Derrière la farce, pourtant, le propos est politique. Jean Chiappe n’est pas un préfet ordinaire. Depuis sa nomination à Paris en 1927, il incarne la main droite du pouvoir conservateur : ennemi juré des ligues de gauche, soutien implicite des ligues d’extrême droite, il fait régner sur la capitale un ordre musclé. C’est lui qui protège les Camelots du roi quand ils agressent des militants ouvriers, lui encore qui multiplie les saisies contre la presse satirique ou communiste. À ses yeux, Le Canard enchaîné est une nuisance ; pour les rédacteurs du Canard, il est la personnification de la dérive autoritaire d’un régime qui se prétend républicain. Que ce préfet de fer soit promu « grand officier de la Légion d’honneur » résume tout un système : le pouvoir récompense la brutalité, la servilité et la censure.

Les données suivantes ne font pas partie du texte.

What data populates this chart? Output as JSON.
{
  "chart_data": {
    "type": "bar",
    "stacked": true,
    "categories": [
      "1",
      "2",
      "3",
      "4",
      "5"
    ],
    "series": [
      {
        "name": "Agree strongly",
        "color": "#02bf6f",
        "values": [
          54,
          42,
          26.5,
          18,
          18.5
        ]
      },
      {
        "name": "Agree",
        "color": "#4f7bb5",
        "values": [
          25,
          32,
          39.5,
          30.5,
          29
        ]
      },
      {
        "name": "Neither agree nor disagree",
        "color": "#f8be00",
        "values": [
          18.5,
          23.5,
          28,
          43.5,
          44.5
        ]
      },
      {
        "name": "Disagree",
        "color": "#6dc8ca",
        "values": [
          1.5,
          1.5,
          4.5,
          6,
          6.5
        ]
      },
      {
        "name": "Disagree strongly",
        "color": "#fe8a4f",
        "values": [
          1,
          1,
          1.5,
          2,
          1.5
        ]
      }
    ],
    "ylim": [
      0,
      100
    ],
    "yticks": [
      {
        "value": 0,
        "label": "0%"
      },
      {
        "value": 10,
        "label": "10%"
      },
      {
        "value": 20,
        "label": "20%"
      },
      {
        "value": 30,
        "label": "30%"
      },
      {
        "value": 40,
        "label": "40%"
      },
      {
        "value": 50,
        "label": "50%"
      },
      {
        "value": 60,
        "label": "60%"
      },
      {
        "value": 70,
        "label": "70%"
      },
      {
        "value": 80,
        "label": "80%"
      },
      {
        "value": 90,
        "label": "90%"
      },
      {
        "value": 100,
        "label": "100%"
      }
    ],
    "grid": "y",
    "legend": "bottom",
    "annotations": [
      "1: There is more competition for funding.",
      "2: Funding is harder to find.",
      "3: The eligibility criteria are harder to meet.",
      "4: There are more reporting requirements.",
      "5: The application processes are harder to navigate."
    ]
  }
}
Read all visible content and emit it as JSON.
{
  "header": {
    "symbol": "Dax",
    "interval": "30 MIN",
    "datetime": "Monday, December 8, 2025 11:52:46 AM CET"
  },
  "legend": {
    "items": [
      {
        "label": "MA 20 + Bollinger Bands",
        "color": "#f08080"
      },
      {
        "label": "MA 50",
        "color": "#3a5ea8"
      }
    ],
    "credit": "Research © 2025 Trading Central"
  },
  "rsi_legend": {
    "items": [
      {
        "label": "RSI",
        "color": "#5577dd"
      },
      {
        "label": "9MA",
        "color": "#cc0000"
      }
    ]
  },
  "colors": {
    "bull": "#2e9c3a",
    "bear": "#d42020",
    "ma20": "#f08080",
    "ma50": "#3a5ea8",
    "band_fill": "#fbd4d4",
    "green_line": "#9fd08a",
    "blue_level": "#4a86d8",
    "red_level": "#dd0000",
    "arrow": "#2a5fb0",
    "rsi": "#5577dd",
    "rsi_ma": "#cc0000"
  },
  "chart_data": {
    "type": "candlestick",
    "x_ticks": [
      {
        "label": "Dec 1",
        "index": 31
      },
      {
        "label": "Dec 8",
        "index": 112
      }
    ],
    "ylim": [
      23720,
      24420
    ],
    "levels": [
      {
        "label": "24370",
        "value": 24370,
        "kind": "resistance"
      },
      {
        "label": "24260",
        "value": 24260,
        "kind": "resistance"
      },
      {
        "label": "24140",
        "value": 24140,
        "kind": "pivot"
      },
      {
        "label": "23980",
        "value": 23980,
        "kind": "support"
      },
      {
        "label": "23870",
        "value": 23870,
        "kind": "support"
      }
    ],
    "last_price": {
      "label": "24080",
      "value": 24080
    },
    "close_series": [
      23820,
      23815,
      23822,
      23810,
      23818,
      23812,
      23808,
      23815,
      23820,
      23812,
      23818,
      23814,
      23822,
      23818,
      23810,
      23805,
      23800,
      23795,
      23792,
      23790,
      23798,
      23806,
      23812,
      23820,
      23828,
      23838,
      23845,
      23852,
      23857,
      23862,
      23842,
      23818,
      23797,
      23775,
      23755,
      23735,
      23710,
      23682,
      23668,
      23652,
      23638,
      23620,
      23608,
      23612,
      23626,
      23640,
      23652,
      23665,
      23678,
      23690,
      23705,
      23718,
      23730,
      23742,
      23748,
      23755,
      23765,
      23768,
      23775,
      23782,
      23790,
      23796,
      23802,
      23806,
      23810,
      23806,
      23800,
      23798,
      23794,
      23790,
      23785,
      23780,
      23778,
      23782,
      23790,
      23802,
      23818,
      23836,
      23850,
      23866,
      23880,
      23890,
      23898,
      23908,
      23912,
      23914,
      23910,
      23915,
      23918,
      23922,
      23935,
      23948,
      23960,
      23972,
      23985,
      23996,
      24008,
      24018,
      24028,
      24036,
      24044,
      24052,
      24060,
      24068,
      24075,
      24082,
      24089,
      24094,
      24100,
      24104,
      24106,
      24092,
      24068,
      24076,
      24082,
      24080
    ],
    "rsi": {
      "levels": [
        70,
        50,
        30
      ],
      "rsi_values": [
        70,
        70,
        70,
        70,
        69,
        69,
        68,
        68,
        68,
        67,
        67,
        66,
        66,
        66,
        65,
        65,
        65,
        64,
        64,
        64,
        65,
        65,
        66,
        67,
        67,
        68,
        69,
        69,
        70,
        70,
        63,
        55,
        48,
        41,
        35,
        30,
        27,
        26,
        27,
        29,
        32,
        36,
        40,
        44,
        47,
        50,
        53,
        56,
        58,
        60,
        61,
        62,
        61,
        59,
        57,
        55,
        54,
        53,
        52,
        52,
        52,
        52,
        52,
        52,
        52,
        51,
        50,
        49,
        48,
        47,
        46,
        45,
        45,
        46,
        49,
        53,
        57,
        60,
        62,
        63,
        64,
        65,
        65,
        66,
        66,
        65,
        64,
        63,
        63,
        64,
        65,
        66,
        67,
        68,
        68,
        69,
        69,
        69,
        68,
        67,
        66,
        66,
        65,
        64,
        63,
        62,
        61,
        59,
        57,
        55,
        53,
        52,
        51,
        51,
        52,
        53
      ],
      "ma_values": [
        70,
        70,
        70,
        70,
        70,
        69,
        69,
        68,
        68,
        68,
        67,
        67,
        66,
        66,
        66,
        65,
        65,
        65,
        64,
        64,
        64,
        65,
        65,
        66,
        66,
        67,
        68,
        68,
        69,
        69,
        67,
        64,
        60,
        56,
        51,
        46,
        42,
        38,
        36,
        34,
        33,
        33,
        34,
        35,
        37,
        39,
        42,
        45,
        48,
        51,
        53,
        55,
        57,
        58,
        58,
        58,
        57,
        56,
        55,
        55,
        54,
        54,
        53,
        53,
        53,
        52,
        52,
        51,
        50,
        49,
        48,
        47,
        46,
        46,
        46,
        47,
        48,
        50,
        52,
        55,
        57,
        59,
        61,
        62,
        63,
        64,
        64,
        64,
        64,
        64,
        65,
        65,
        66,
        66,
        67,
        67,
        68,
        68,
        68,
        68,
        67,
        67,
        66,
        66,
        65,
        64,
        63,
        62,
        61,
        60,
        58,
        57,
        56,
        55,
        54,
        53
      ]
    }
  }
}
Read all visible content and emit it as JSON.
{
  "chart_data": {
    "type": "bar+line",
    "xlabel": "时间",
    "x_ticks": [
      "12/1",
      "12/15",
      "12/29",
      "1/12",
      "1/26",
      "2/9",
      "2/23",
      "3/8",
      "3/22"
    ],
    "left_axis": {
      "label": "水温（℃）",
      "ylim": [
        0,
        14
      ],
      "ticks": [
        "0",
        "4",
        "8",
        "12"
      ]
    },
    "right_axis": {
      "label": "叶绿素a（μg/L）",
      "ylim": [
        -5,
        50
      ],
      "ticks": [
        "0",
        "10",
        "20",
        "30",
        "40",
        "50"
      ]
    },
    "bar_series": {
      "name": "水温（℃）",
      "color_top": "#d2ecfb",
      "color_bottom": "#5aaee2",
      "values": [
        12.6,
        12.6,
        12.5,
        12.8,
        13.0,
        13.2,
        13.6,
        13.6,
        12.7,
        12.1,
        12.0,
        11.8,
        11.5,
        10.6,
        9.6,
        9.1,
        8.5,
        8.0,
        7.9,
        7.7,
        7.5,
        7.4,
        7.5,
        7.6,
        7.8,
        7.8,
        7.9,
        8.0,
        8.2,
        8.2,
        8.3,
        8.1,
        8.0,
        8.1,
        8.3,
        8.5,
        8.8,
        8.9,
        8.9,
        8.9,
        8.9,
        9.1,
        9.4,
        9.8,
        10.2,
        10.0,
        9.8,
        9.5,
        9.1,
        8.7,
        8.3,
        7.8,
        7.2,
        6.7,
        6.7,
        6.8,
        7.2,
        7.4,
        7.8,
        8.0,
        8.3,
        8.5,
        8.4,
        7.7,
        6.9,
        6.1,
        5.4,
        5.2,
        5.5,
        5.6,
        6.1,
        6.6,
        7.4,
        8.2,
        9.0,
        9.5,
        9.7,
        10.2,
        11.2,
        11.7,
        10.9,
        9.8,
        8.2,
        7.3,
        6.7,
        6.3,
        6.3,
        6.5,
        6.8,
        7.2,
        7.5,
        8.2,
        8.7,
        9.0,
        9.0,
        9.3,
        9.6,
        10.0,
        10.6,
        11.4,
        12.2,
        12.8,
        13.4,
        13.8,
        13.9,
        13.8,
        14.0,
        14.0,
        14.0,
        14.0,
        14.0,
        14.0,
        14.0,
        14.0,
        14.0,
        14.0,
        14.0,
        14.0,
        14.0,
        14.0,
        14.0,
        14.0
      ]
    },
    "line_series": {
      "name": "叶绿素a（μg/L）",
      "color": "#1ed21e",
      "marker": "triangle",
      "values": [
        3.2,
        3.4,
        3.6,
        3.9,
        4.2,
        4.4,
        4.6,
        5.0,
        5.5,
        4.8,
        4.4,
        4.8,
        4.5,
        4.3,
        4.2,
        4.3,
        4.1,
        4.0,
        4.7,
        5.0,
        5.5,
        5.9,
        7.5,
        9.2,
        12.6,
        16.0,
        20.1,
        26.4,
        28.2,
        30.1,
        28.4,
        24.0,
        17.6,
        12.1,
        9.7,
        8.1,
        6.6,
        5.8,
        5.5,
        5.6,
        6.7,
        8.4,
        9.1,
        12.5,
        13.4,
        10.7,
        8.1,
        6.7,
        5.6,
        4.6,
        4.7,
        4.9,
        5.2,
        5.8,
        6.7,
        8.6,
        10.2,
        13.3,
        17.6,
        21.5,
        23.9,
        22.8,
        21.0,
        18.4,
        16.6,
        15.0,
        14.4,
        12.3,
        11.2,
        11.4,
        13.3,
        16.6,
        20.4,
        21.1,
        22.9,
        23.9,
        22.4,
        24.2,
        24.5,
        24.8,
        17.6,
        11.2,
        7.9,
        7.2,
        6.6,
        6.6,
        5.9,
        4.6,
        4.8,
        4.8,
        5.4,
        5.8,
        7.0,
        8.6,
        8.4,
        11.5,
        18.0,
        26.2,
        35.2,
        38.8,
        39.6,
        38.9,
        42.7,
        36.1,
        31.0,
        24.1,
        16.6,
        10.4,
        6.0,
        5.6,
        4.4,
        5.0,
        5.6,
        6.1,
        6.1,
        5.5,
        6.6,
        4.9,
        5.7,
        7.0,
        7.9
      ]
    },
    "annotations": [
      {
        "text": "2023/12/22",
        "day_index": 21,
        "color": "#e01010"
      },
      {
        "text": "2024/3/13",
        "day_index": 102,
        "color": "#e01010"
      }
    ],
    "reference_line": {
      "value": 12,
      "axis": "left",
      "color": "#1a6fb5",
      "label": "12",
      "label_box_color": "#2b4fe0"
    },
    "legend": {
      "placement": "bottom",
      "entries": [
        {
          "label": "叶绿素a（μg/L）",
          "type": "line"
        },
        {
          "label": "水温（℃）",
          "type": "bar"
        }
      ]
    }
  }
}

Rivet, avec son humour pince-sans-rire, évite tout discours frontal. Il ne dénonce pas : il met en scène, et laisse le grotesque parler de lui-même. Il évoque même, faussement naïf, le « léger incident » du début de la cérémonie — Chiappe, vexé de n’avoir pas assez de photographes à sa gloire, se plaignant qu’on ait « emmené les photographes » pour M. Tardieu. La comédie du pouvoir atteint ici un sommet d’autosatisfaction : un préfet se fâche de ne pas avoir assez de caméras pour immortaliser sa modestie. Le dessin de Guilac achève le tableau : sous le dais de la République, Chiappe, raide et ricanant, serre la main du ministre, tandis qu’une file d’hommes en uniforme et de reporters dociles se presse pour saluer le héros du jour.
Le contexte ajoute encore à la charge. En ce printemps 1932, la France s’enfonce dans la campagne électorale, dans un climat de scandales et de lassitude. La crise économique mine la société, les ligues nationalistes montent, et la République ne répond plus que par les honneurs distribués à ses propres gardiens. La Légion d’honneur, déjà galvaudée, devient l’emblème d’un régime qui se décore lui-même. Dans cette atmosphère, le Canard trouve un ton juste : moquer la solennité de pacotille plutôt que de la dénoncer de front. La dérision devient une arme plus efficace que la colère.
Au fond, ce texte est plus qu’une satire d’un homme : c’est une radiographie du pouvoir dans les années 1930. La République récompense ses serviteurs les plus zélés, ceux qui font taire, qui surveillent, qui disciplinent. Et quand Le Canard chante « Gloire à Lui », il signe en réalité une oraison funèbre de la liberté.